When the Help to Buy equity loan scheme ends it could be replaced by private schemes or councils offering similar local schemes, Louisa Sedgwick, director of sales for mortgages at Vida Homeloans, has predicted.
The Help to Buy end date is in 2023, but starting in 2021 it will only be available for first-time buyers and restricted to homes up to a certain price, depending on the region.
The caps will be set at 1.5 times the regional average first-time buyer price currently forecasted, and there will be a maximum price of £600,000 in London.
Sedgwick said shared ownership will become more prominent and innovation is needed by lenders, but lending at higher loan-to-values doesn’t solve everything.
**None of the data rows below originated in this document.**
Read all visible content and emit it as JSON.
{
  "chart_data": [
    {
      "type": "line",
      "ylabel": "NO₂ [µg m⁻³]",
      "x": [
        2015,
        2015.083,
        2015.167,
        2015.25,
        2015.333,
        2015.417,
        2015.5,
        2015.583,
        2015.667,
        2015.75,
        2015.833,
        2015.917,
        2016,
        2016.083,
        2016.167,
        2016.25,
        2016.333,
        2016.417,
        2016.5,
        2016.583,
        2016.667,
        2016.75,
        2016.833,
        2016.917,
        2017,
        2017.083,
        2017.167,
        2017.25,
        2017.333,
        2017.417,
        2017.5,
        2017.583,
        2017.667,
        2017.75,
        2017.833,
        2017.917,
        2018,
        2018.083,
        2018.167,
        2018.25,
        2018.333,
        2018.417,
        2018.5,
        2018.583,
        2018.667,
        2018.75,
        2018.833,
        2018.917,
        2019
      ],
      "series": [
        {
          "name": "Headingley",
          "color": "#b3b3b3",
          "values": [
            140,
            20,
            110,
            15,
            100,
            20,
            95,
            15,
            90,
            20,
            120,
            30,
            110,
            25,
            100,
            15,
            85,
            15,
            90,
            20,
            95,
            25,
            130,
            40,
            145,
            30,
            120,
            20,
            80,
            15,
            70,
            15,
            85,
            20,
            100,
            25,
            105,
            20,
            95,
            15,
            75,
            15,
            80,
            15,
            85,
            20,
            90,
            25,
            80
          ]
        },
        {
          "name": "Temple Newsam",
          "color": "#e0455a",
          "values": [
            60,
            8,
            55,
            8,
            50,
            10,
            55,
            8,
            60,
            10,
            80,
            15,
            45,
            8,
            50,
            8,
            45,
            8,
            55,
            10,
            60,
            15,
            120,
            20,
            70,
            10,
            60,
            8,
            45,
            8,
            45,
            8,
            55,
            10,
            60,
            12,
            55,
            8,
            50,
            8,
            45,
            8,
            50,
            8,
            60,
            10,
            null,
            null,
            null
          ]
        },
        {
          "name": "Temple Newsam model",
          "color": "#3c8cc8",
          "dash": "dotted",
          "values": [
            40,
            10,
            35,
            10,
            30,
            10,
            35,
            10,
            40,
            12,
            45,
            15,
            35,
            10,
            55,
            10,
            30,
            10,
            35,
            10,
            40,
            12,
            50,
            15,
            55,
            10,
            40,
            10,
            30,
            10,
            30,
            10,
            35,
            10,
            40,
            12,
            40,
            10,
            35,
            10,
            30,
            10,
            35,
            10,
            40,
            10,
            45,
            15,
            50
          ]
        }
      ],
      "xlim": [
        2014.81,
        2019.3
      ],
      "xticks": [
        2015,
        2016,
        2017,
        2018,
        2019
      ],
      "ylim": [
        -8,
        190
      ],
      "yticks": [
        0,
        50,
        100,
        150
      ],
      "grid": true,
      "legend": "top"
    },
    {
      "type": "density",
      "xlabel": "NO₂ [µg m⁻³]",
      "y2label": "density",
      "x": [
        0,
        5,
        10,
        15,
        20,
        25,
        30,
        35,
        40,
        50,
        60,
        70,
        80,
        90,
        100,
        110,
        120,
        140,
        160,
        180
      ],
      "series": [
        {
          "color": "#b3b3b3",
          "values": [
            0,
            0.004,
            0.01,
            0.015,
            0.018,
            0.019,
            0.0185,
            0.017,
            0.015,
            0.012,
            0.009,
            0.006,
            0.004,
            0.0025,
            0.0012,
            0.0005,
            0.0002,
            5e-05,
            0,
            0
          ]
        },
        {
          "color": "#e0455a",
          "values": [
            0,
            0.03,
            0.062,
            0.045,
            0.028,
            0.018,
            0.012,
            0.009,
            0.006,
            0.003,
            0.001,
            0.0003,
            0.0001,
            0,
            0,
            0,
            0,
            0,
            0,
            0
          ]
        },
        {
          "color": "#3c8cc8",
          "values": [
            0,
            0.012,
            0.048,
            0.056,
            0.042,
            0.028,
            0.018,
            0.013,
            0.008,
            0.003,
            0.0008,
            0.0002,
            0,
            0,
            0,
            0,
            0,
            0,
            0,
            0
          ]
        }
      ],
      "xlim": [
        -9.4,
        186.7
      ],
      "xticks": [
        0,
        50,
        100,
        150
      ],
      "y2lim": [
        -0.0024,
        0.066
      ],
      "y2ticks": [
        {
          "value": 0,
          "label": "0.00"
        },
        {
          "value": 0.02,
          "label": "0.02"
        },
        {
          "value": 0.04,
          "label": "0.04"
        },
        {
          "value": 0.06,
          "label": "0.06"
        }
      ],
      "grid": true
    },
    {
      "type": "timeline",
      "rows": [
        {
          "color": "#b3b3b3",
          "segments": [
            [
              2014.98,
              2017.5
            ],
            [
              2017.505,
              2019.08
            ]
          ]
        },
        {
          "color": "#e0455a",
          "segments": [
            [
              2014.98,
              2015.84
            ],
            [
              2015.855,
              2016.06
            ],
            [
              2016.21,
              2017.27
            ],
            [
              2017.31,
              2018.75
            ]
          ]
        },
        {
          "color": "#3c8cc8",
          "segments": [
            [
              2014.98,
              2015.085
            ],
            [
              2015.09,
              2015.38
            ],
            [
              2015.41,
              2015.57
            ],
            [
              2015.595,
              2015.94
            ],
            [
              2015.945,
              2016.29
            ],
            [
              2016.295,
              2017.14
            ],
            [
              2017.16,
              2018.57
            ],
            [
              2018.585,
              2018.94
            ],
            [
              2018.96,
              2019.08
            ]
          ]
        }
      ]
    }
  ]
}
Sedgwick said: “A lot of lenders extend their LTVs up to 90% LTV but that doesn’t resolve affordability issues. I don’t see 100% mortgages coming back on a big scale. We’ll come up with different solutions, maybe 90% mortgages, topped up by 5% from the builders and 5% from the borrower’s families.
“It’s possible councils could perhaps top it up after Help to Buy. And the stigma from shared ownership is slowing disappearing.”
Martin Foad, mortgage consultant at London Money that specialises in Help to Buy, said that the scheme has helped many people, especially those who couldn’t afford a deposit, but has perhaps given developers an unfair advantage.
He thought it’d be difficult for councils to offer their own regional schemes to replace Help to Buy as many councils, particularly in London, have long waiting lists for properties and administering their own Help to Buy scheme may not be high on their agenda.
Foad said: “I don’t think putting it into a local area like this is the right way forward. I think it has be a national scheme, government run or with government oversight.
“Help to Buy certainly with new builds has helped out developers, so I think widening it to cover the whole of the market, so it includes second-hand properties as well as new builds, would be good, giving people a foot onto the housing market.
“That said the market has changed a lot and there’s a lot of lenders prepared to go to 95% LTV, so we’d get first-time buyers to consider that as well.”
Craig Hall, head of broker relationships and propositions, said when the scheme ends it’s vital that the industry works together to ensure first-time buyers remain supported and have alternative options to Help to Buy.
He said: “It’s likely that we will see private schemes coming to market to help fill the void, however during the previous Legal & General New Build Forum, the Ministry of Housing, Communities and Local government hinted they are considering alternative schemes to Help to Buy.
“This could mean an increase in support for shared ownership or perhaps the Starter Homes scheme is part of a longer-term replacement.
“What we are already seeing is a positive movement from lenders to help first-time buyers. With a return to higher loan-to-value lending and the introduction of family assist mortgages, whether that be joint borrower sole proprietor or parents acting as a guarantor.”
Foad said that the market has improved its Help to Buy remortgage offering.Mortgage Introducer previously reported in November that there were only 85 remortgage options for the scheme in the country, but Foad said there’s now much more choice.
Foad said: “It’s improving and the initial lenders that were on the scheme from the start have clients whose rates had finished, but they have very competitive follow on rates.
“So, instead of just finishing a rate and being put on an SVR, they’re moving onto another rate like everyone else. There’s more choice, it’s important. Mortgages are long-term commitments and you can’t just look at the initial rate.”